Willingness to Enroll
In a European study examining physicians’ views of emergency trials, 218 questionnaires were completed, and attitudes were predominantly positive (Iwanowski et al., 2008). For the most part, physicians felt that patients’ trust was not compromised during emergency research involving stroke or acute coronary syndrome. Less than 15% of respondents believed that patients fully read written information anyway such as an Informed Consent document, with 19% hardly reading anything at all (Iwanowski et al., 2008).

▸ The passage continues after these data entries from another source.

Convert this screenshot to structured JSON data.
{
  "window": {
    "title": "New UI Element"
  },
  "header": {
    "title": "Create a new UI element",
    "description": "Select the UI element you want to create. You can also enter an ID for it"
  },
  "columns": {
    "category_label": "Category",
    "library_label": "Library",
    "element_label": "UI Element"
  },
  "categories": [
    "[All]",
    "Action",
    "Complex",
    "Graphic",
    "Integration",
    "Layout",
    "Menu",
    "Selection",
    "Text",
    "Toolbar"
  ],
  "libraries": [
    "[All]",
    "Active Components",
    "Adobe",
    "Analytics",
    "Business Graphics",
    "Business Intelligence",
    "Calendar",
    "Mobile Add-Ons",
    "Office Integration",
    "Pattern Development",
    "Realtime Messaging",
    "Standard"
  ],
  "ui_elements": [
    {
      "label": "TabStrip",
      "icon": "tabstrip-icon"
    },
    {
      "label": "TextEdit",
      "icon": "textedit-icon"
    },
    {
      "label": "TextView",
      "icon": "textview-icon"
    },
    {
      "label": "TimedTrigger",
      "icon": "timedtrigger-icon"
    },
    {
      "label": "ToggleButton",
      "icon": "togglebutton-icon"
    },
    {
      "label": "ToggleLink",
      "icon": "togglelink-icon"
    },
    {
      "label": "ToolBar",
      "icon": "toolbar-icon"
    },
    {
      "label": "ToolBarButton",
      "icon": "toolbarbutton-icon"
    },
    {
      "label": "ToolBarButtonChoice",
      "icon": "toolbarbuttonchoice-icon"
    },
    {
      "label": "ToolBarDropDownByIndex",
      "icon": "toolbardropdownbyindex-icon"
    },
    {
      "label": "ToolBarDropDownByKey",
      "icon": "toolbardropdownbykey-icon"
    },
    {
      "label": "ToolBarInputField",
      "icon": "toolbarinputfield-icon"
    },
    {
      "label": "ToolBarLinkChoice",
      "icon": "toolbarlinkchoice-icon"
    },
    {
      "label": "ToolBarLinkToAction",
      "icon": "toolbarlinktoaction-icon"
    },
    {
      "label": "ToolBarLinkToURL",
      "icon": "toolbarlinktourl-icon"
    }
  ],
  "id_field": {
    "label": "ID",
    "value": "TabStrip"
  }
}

Nevertheless, many stroke researchers have called for an international ethical consensus to mediate consent issues fairly for both investigators and stroke patients from diverse cultural backgrounds and various belief systems (Leira et al., 2010). In a survey about their experience with their local IRBs (or equivalent), 90 stroke researchers from 15 different countries compared their personal beliefs about the ethics of acute stroke trials with those of their IRB members. Substantial diversity existed between the ethical priorities of the researchers and the IRBs with respect to informed consent standards. For example, using EFIC for enrolling a patient with impaired consciousness was acceptable to 41% of investigators but only 33% of IRB members (Leira et al., 2010). Similarly, only 36% of IRB members but 62% of investigators felt that NIHSS score was sufficient to characterize decisional capacity. Perhaps a collaborative effort to attain a standardized, global informed consent practice could bridge this controversy. Working toward common ethical standards for acute stroke research may more rigorously and equally protect subjects across the globe (Leira et al. 2010).
Conclusion and the Future
The rate-limiting step in acute stroke trials is the process of informed consent. The majority of people are inclined to participate once they have weighed their options, but individuals with stroke seldom make that choice for themselves. Family members are more hesitant than patients to consent to trial participation, and they are often not available to make a well-timed decision. Despite reasonable laws to waive informed consent, EFIC remains underutilized for stroke RCTs, though it is deemed an acceptable option to many stroke survivors and their families. EFIC seems to be an inevitable part of the solution to expand the population of stroke patients able to participate and to improve the timeliness of stroke clinical research. Educational outreach programs are also needed to reduce confusion about trial methods, negative opinions, and therapeutic misconception. Additional research will further elucidate the utility, efficiency, and satisfaction of community consultation and public disclosure activities for stroke and other neuroemergency trials. Perhaps the ultimate message for clinician–investigators designing an acute stroke RCT is to motivate the public and potential subjects with the hope of improving outcomes of stroke in their community and throughout the world.
Conflict of Interest Statement
The authors declare that the research was conducted in the absence of any commercial or financial relationships that could be construed as a potential conflict of interest.